Он вышел из каюты и остановился в длинном коридоре, окидывая взглядом параллельные ряды открытых дверей. Никто не ждал в приёмной. Десять коек, и все пустые. И это нравилось ему больше всего.
Зайдя в медицинскую лабораторию, он помыл руки в раковине огромных размеров, затем стряхнул воду с пальцев, одновременно поворачиваясь, в непочтительной имитации жестов священника. Толкнув локтем сушилку для рук, под потоком воздуха потёр друг о дружку свои старые узловатые руки. За этим занятием он осматривал аккуратные ряды потрёпанных книг, которыми был заполнена его каюта. Над ним нависали две картины: изображение Иисуса Христа, увенчанного терновым венком, и маленькая, увядшая фотография двух одинаковых детей в костюмах моряков. Картина с Христом напомнила ему о множестве вещей, некоторые из которых противоречили сами себе, но всегда были интересны. Фотография его самого с братом-близнецом, Симоном, которого в Нью-Йорке убил уличный грабитель, напомнила ему о причинах, по которым он так никогда не женился и не завёл детей.
Брамбель вытянул пару латексных перчаток, включил лампы и должным образом разместил над столом. Затем открыл ящик для улик и неодобрительно посмотрел на путаницу костей. Он сразу же отметил, что некоторых костей недостаёт, а те, что имеются в наличии — скиданы вперемешку без малейшего уважения к анатомии. Он покачал морщинистой головой при мысли о всеобъемлющей некомпетентности окружающего мира.
Брамбель принялся вытаскивать кости, идентифицировать их и раскладывать на столе в правильном порядке. Не так уж много признаков повреждения животными, кроме следов от зубов грызунов.

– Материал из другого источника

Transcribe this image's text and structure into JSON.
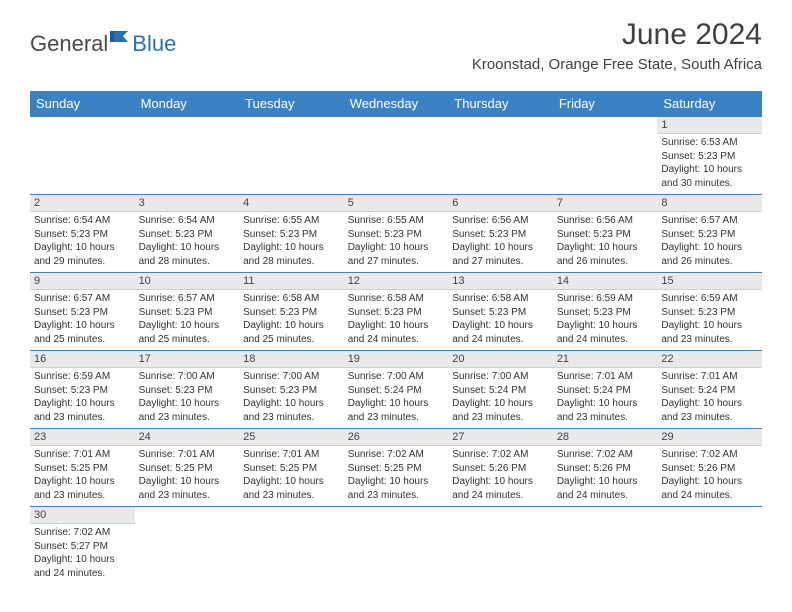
{
  "logo": {
    "general": "General",
    "blue": "Blue"
  },
  "title": "June 2024",
  "location": "Kroonstad, Orange Free State, South Africa",
  "colors": {
    "header_bg": "#3a82c4",
    "header_text": "#ffffff",
    "daynum_bg": "#e9e9e9",
    "border": "#3a82c4",
    "body_text": "#333333",
    "page_bg": "#ffffff"
  },
  "fonts": {
    "title_size_pt": 22,
    "location_size_pt": 11,
    "weekday_size_pt": 10,
    "cell_size_pt": 7.5
  },
  "weekdays": [
    "Sunday",
    "Monday",
    "Tuesday",
    "Wednesday",
    "Thursday",
    "Friday",
    "Saturday"
  ],
  "weeks": [
    [
      null,
      null,
      null,
      null,
      null,
      null,
      {
        "n": "1",
        "sunrise": "6:53 AM",
        "sunset": "5:23 PM",
        "daylight": "10 hours and 30 minutes."
      }
    ],
    [
      {
        "n": "2",
        "sunrise": "6:54 AM",
        "sunset": "5:23 PM",
        "daylight": "10 hours and 29 minutes."
      },
      {
        "n": "3",
        "sunrise": "6:54 AM",
        "sunset": "5:23 PM",
        "daylight": "10 hours and 28 minutes."
      },
      {
        "n": "4",
        "sunrise": "6:55 AM",
        "sunset": "5:23 PM",
        "daylight": "10 hours and 28 minutes."
      },
      {
        "n": "5",
        "sunrise": "6:55 AM",
        "sunset": "5:23 PM",
        "daylight": "10 hours and 27 minutes."
      },
      {
        "n": "6",
        "sunrise": "6:56 AM",
        "sunset": "5:23 PM",
        "daylight": "10 hours and 27 minutes."
      },
      {
        "n": "7",
        "sunrise": "6:56 AM",
        "sunset": "5:23 PM",
        "daylight": "10 hours and 26 minutes."
      },
      {
        "n": "8",
        "sunrise": "6:57 AM",
        "sunset": "5:23 PM",
        "daylight": "10 hours and 26 minutes."
      }
    ],
    [
      {
        "n": "9",
        "sunrise": "6:57 AM",
        "sunset": "5:23 PM",
        "daylight": "10 hours and 25 minutes."
      },
      {
        "n": "10",
        "sunrise": "6:57 AM",
        "sunset": "5:23 PM",
        "daylight": "10 hours and 25 minutes."
      },
      {
        "n": "11",
        "sunrise": "6:58 AM",
        "sunset": "5:23 PM",
        "daylight": "10 hours and 25 minutes."
      },
      {
        "n": "12",
        "sunrise": "6:58 AM",
        "sunset": "5:23 PM",
        "daylight": "10 hours and 24 minutes."
      },
      {
        "n": "13",
        "sunrise": "6:58 AM",
        "sunset": "5:23 PM",
        "daylight": "10 hours and 24 minutes."
      },
      {
        "n": "14",
        "sunrise": "6:59 AM",
        "sunset": "5:23 PM",
        "daylight": "10 hours and 24 minutes."
      },
      {
        "n": "15",
        "sunrise": "6:59 AM",
        "sunset": "5:23 PM",
        "daylight": "10 hours and 23 minutes."
      }
    ],
    [
      {
        "n": "16",
        "sunrise": "6:59 AM",
        "sunset": "5:23 PM",
        "daylight": "10 hours and 23 minutes."
      },
      {
        "n": "17",
        "sunrise": "7:00 AM",
        "sunset": "5:23 PM",
        "daylight": "10 hours and 23 minutes."
      },
      {
        "n": "18",
        "sunrise": "7:00 AM",
        "sunset": "5:23 PM",
        "daylight": "10 hours and 23 minutes."
      },
      {
        "n": "19",
        "sunrise": "7:00 AM",
        "sunset": "5:24 PM",
        "daylight": "10 hours and 23 minutes."
      },
      {
        "n": "20",
        "sunrise": "7:00 AM",
        "sunset": "5:24 PM",
        "daylight": "10 hours and 23 minutes."
      },
      {
        "n": "21",
        "sunrise": "7:01 AM",
        "sunset": "5:24 PM",
        "daylight": "10 hours and 23 minutes."
      },
      {
        "n": "22",
        "sunrise": "7:01 AM",
        "sunset": "5:24 PM",
        "daylight": "10 hours and 23 minutes."
      }
    ],
    [
      {
        "n": "23",
        "sunrise": "7:01 AM",
        "sunset": "5:25 PM",
        "daylight": "10 hours and 23 minutes."
      },
      {
        "n": "24",
        "sunrise": "7:01 AM",
        "sunset": "5:25 PM",
        "daylight": "10 hours and 23 minutes."
      },
      {
        "n": "25",
        "sunrise": "7:01 AM",
        "sunset": "5:25 PM",
        "daylight": "10 hours and 23 minutes."
      },
      {
        "n": "26",
        "sunrise": "7:02 AM",
        "sunset": "5:25 PM",
        "daylight": "10 hours and 23 minutes."
      },
      {
        "n": "27",
        "sunrise": "7:02 AM",
        "sunset": "5:26 PM",
        "daylight": "10 hours and 24 minutes."
      },
      {
        "n": "28",
        "sunrise": "7:02 AM",
        "sunset": "5:26 PM",
        "daylight": "10 hours and 24 minutes."
      },
      {
        "n": "29",
        "sunrise": "7:02 AM",
        "sunset": "5:26 PM",
        "daylight": "10 hours and 24 minutes."
      }
    ],
    [
      {
        "n": "30",
        "sunrise": "7:02 AM",
        "sunset": "5:27 PM",
        "daylight": "10 hours and 24 minutes."
      },
      null,
      null,
      null,
      null,
      null,
      null
    ]
  ],
  "labels": {
    "sunrise": "Sunrise:",
    "sunset": "Sunset:",
    "daylight": "Daylight:"
  }
}
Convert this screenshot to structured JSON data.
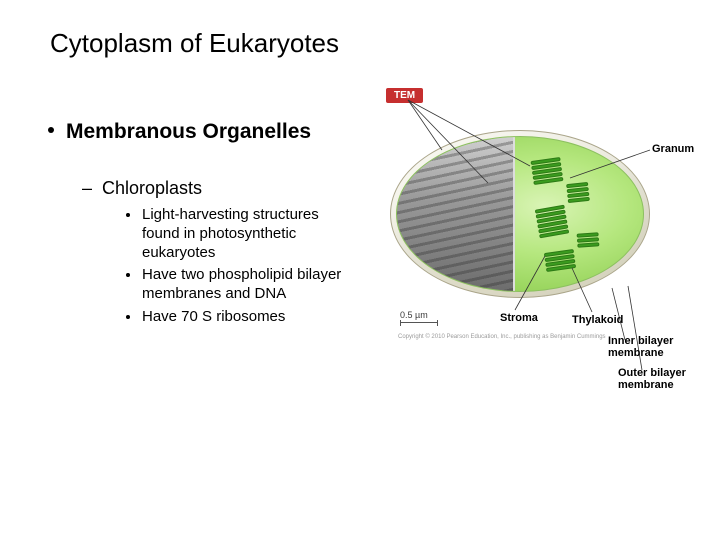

Затем он нахмурил брови. Число околосмертных разрывов необычное, просто из ряда вон. Брамбель замер, и кусочек кости завис на полпути от ящика к столу. Затем, медленнее, он поместил его на металлическую поверхность. Брамбель отступил на шаг, сложил на груди облачённые в зелёное руки и уставился на останки.
С самого раннего детства в Дублине, насколько он помнил, его мать лелеяла мечты, что её юноши-близнецы, повзрослев, станут врачами. Матушка Брамбель была необоримым стихийным бедствием; таким образом Патрик, как и его брат Симон, отправился в медицинскую школу. В то время как Симон имел склонность к работе и заработал себе в Нью-Йорке хорошую репутацию патологоанатома, Патрик считал бездарно потраченным то время, что ему приходилось быть отлучённым от литературы. С годами его всё больше тянуло к кораблям, а в последнее время — к большим танкерам, где команды были небольшими, а стол и кров — комфортабельными. И до сих пор «Рольвааг» оправдывал его ожидания. Ни тебе процессий переломанных костей, бушующих лихорадок или капающего триппера. Кроме нескольких случаев морской болезни, брюшной инфекции и, конечно, озабоченности Глинна по поводу охотника за метеоритами, его оставили читать книги. До этого момента.